Отдав слуге канделябр, он, встав на одно колено, взял её руки, в которых лежали запонки, в свои и сказал:
– Я не смел ехать к вам в таком виде, когда эти разбойники ранили меня, именно эта запонка помогала мне жить. Мне казалось, что она живая, она давала мне надежду, если она со мной, то всё ещё возможно. Мне даже казалось, иногда от жемчужины я слышал ваш голос.
– Я постоянно разговаривала с ней, – призналась Габриэль, – спрашивала, где же мой граф, неужели он меня…
– Забыл, – закончил за нее Вольфганг. – Именно этот вопрос в бреду ночи я слышал, мне казалось, что я схожу с ума, и тогда я ей отвечал: «Нет, я по-прежнему помню мою…» – он смутился.
– Голубоглазку? – спросила Габриэль.
– Да откуда вы знаете? – удивленно спросил граф.
– А это уже мне слышалось в ответ, – улыбнулась Габриэль.
– Я уверен, в этих жемчужинах есть ангелы, что берегут нашу любовь. Пока запонки у нас, всё будет хорошо. Габриэль, вы будете моей женой?

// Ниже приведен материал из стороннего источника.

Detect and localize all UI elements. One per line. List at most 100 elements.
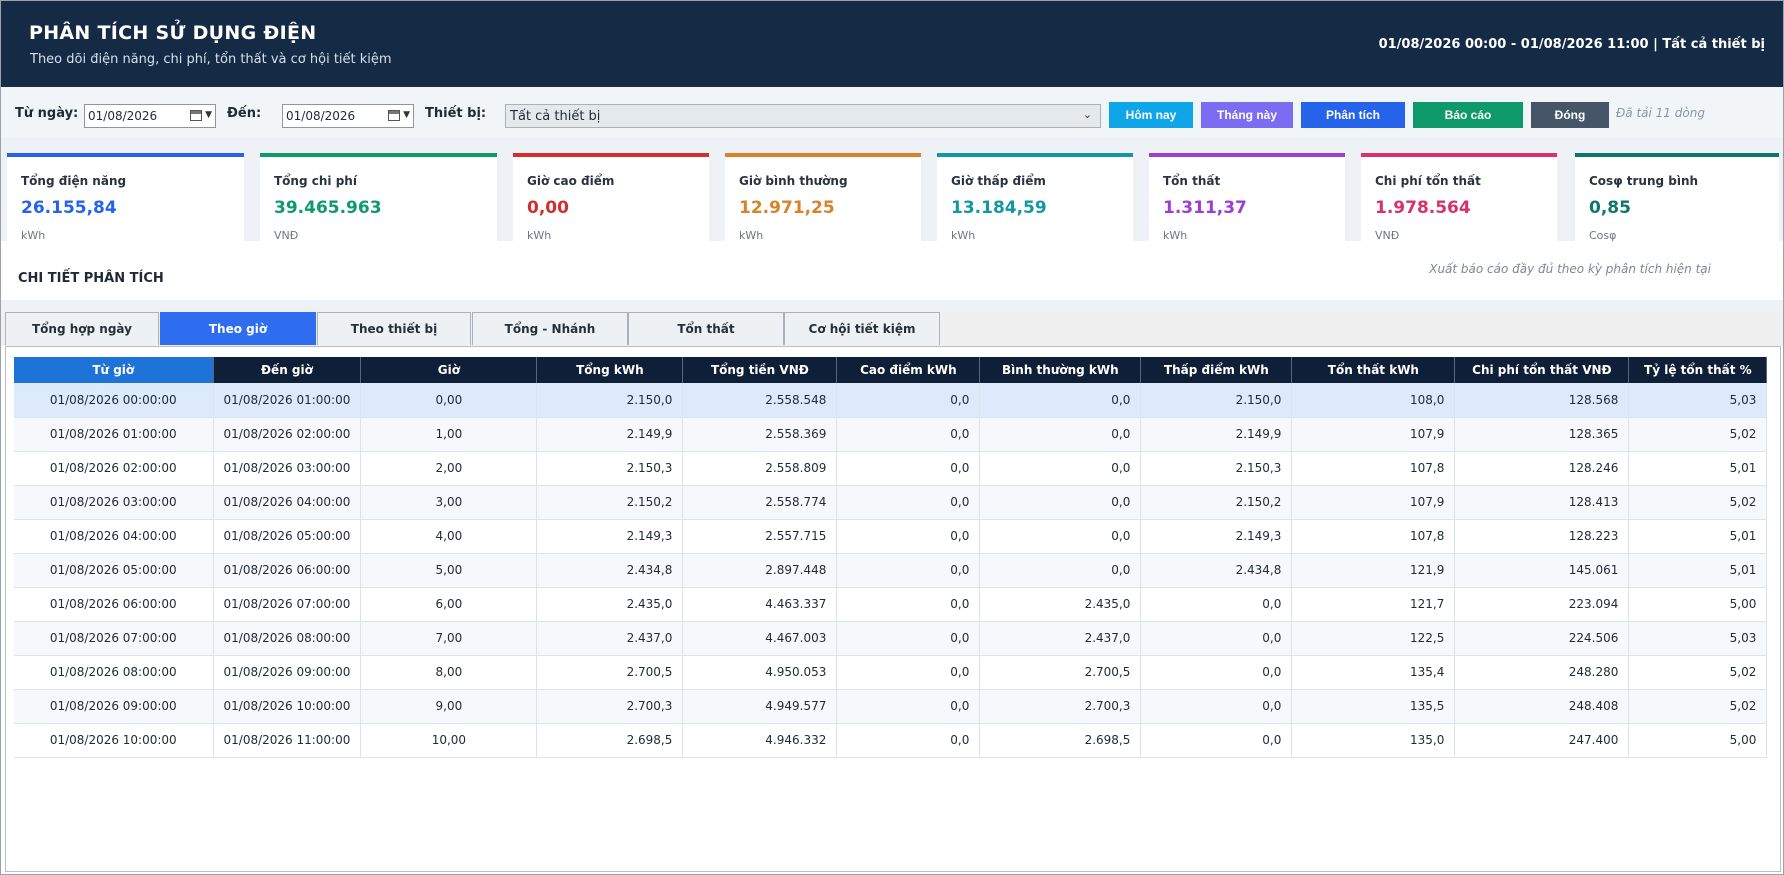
table-cell: 2.897.448 — [682, 553, 838, 588]
chevron-down-icon[interactable]: ▼ — [205, 110, 212, 120]
table-cell: 01/08/2026 10:00:00 — [14, 723, 214, 758]
column-header[interactable]: Tổng kWh — [536, 357, 684, 383]
to-date-picker[interactable]: 01/08/2026 ▼ — [282, 104, 414, 128]
table-row[interactable]: 01/08/2026 04:00:00 01/08/2026 05:00:00 4,… — [14, 519, 1768, 554]
table-cell: 2.149,9 — [1140, 417, 1293, 452]
device-label: Thiết bị: — [425, 106, 487, 121]
kpi-title: Giờ cao điểm — [527, 174, 615, 188]
column-header[interactable]: Đến giờ — [213, 357, 362, 383]
table-cell: 5,03 — [1628, 621, 1768, 656]
table-cell: 0,0 — [1140, 689, 1293, 724]
column-header[interactable]: Tổn thất kWh — [1291, 357, 1456, 383]
table-row[interactable]: 01/08/2026 10:00:00 01/08/2026 11:00:00 10… — [14, 723, 1768, 758]
table-cell: 107,8 — [1291, 519, 1456, 554]
table-cell: 2.437,0 — [536, 621, 684, 656]
table-cell: 1,00 — [360, 417, 538, 452]
table-row[interactable]: 01/08/2026 01:00:00 01/08/2026 02:00:00 1,… — [14, 417, 1768, 452]
table-cell: 01/08/2026 01:00:00 — [213, 383, 362, 418]
from-date-label: Từ ngày: — [15, 106, 79, 121]
table-row[interactable]: 01/08/2026 08:00:00 01/08/2026 09:00:00 8,… — [14, 655, 1768, 690]
table-cell: 2.150,3 — [1140, 451, 1293, 486]
close-button[interactable]: Đóng — [1531, 102, 1609, 128]
table-row[interactable]: 01/08/2026 03:00:00 01/08/2026 04:00:00 3,… — [14, 485, 1768, 520]
table-cell: 0,0 — [836, 587, 981, 622]
table-cell: 01/08/2026 08:00:00 — [14, 655, 214, 690]
kpi-title: Tổng điện năng — [21, 174, 127, 188]
kpi-card-avg-cosphi: Cosφ trung bình 0,85 Cosφ — [1575, 153, 1779, 242]
hourly-data-table[interactable]: Từ giờ Đến giờ Giờ Tổng kWh Tổng tiền VN… — [14, 357, 1768, 758]
column-header[interactable]: Từ giờ — [14, 357, 214, 383]
tab-saving-opportunities[interactable]: Cơ hội tiết kiệm — [784, 312, 940, 345]
column-header[interactable]: Tỷ lệ tổn thất % — [1628, 357, 1768, 383]
report-button[interactable]: Báo cáo — [1413, 102, 1523, 128]
chevron-down-icon[interactable]: ▼ — [403, 110, 410, 120]
table-cell: 2.149,3 — [1140, 519, 1293, 554]
table-cell: 01/08/2026 03:00:00 — [213, 451, 362, 486]
column-header[interactable]: Chi phí tổn thất VNĐ — [1454, 357, 1630, 383]
table-cell: 01/08/2026 07:00:00 — [14, 621, 214, 656]
table-cell: 121,7 — [1291, 587, 1456, 622]
kpi-title: Giờ thấp điểm — [951, 174, 1046, 188]
table-cell: 0,0 — [836, 621, 981, 656]
chevron-down-icon[interactable]: ⌄ — [1082, 108, 1092, 121]
table-row[interactable]: 01/08/2026 02:00:00 01/08/2026 03:00:00 2,… — [14, 451, 1768, 486]
tab-loss[interactable]: Tổn thất — [628, 312, 784, 345]
tab-hourly[interactable]: Theo giờ — [160, 312, 316, 345]
kpi-value: 1.978.564 — [1375, 198, 1471, 218]
column-header[interactable]: Tổng tiền VNĐ — [682, 357, 838, 383]
kpi-card-total-energy: Tổng điện năng 26.155,84 kWh — [7, 153, 244, 242]
column-header[interactable]: Bình thường kWh — [979, 357, 1142, 383]
tab-panel: Từ giờ Đến giờ Giờ Tổng kWh Tổng tiền VN… — [5, 346, 1781, 872]
table-row[interactable]: 01/08/2026 05:00:00 01/08/2026 06:00:00 5,… — [14, 553, 1768, 588]
calendar-icon[interactable] — [388, 110, 400, 121]
section-note: Xuất báo cáo đầy đủ theo kỳ phân tích hi… — [1429, 262, 1711, 276]
table-cell: 223.094 — [1454, 587, 1630, 622]
table-cell: 01/08/2026 04:00:00 — [14, 519, 214, 554]
column-header[interactable]: Cao điểm kWh — [836, 357, 981, 383]
kpi-value: 26.155,84 — [21, 198, 117, 218]
table-cell: 128.365 — [1454, 417, 1630, 452]
table-row[interactable]: 01/08/2026 07:00:00 01/08/2026 08:00:00 7,… — [14, 621, 1768, 656]
table-cell: 0,0 — [836, 485, 981, 520]
kpi-card-loss-cost: Chi phí tổn thất 1.978.564 VNĐ — [1361, 153, 1557, 242]
table-cell: 107,9 — [1291, 417, 1456, 452]
table-cell: 2.150,0 — [1140, 383, 1293, 418]
table-cell: 4.467.003 — [682, 621, 838, 656]
tab-main-branch[interactable]: Tổng - Nhánh — [472, 312, 628, 345]
from-date-picker[interactable]: 01/08/2026 ▼ — [84, 104, 216, 128]
kpi-unit: kWh — [21, 229, 46, 242]
this-month-button[interactable]: Tháng này — [1201, 102, 1293, 128]
table-cell: 01/08/2026 00:00:00 — [14, 383, 214, 418]
table-cell: 2.698,5 — [536, 723, 684, 758]
table-cell: 6,00 — [360, 587, 538, 622]
table-cell: 2.150,2 — [1140, 485, 1293, 520]
table-row[interactable]: 01/08/2026 06:00:00 01/08/2026 07:00:00 6,… — [14, 587, 1768, 622]
column-header[interactable]: Giờ — [360, 357, 538, 383]
page-title: PHÂN TÍCH SỬ DỤNG ĐIỆN — [29, 22, 317, 44]
table-cell: 108,0 — [1291, 383, 1456, 418]
table-cell: 0,0 — [836, 689, 981, 724]
table-cell: 0,0 — [836, 553, 981, 588]
device-select[interactable]: Tất cả thiết bị ⌄ — [505, 104, 1101, 128]
table-cell: 2.700,3 — [979, 689, 1142, 724]
table-cell: 01/08/2026 07:00:00 — [213, 587, 362, 622]
table-cell: 0,0 — [1140, 587, 1293, 622]
table-cell: 135,5 — [1291, 689, 1456, 724]
today-button[interactable]: Hôm nay — [1109, 102, 1193, 128]
column-header[interactable]: Thấp điểm kWh — [1140, 357, 1293, 383]
tab-daily-summary[interactable]: Tổng hợp ngày — [5, 312, 159, 345]
table-cell: 121,9 — [1291, 553, 1456, 588]
filter-bar: Từ ngày: 01/08/2026 ▼ Đến: 01/08/2026 ▼ … — [1, 87, 1783, 137]
table-cell: 2.558.809 — [682, 451, 838, 486]
table-cell: 2.437,0 — [979, 621, 1142, 656]
table-cell: 5,00 — [1628, 723, 1768, 758]
calendar-icon[interactable] — [190, 110, 202, 121]
tab-by-device[interactable]: Theo thiết bị — [317, 312, 471, 345]
table-cell: 0,0 — [1140, 723, 1293, 758]
analyze-button[interactable]: Phân tích — [1301, 102, 1405, 128]
table-row[interactable]: 01/08/2026 09:00:00 01/08/2026 10:00:00 9,… — [14, 689, 1768, 724]
table-cell: 0,00 — [360, 383, 538, 418]
table-cell: 0,0 — [979, 383, 1142, 418]
table-row[interactable]: 01/08/2026 00:00:00 01/08/2026 01:00:00 0,… — [14, 383, 1768, 418]
table-cell: 128.568 — [1454, 383, 1630, 418]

– Да, – не задумываясь, ответила она.
И, глядя друг на друга, они не заметили, как жемчужины в их ладонях, как маленькие солнца, загорелись на мгновенья и потухли, словно подмигнули друг другу, мол, теперь все будет хорошо, любовь спасена.
Три дня до Нового года
Маня проснулась в своей кровати в «гнезде» и, не открывая глаз, осторожно потрогала матрац, но наткнулась на пустоту. Неужели ей это все приснилось? Поцелуи, Фома, какой-то нелепый хохот, то ли от того, что так хорошо, то ли от неловкости и нереальности происходящего. Она села на кровати и уставилась на дверь комнаты, гипнотизируя её, но ничего не происходило. Тогда она влезла в спортивный костюм и спустилась вниз, на столе стояли две кружки, наполненные кофе, запах которого заполнял всю столовую, рядом стояли две тарелки с красивейшей яичницей-глазуньей. Приборы и салфетки, а также тосты присутствовали тут же, не было только Фомы. Боясь сесть за стол и нарушить фэншуй, по которому все было расставлено на столе, она подошла к окну. Во дворе Фома в своем фирменном тулупе и шапке-ушанке, орудуя огромной лопатой, чистил дорожки от снега. Тот летел во все стороны, он цеплялся за бороду, шапку, тулуп, делая его похожим на Деда Мороза. Быстро обув сапоги и накинув дубленку, без шапки Маня выскочила к нему во двор. Увидев ее, он остановился, будто не зная, как вести себя, понимая, что ночь все изменила, а вдруг нет? Но Маня не дала ему даже опомниться, она с разбега плюхнулась в его большой и теплый тулуп, прижалась к нему лицом и зашептала:
– Я ведь думала, уже никогда, – сбивчиво начала она, – думала, не случится в моей жизни такое. Думала, забыл бог про меня и, когда раздавал на небе любовь, не заметил неприметную Маню. А он ждал, понимаешь, ждал момента, что я оценю, не просто приму с благодарностью, а буду знать цену любви, отношениям. Дорожить ими буду, как мать долгожданным чадом, как путник глотком воды в пустыне. Ты даже не представляешь, как я тебя ждала. Я ночью написала тебе стих, это первый стих за многие годы, ты как будто разбудил меня от спячки.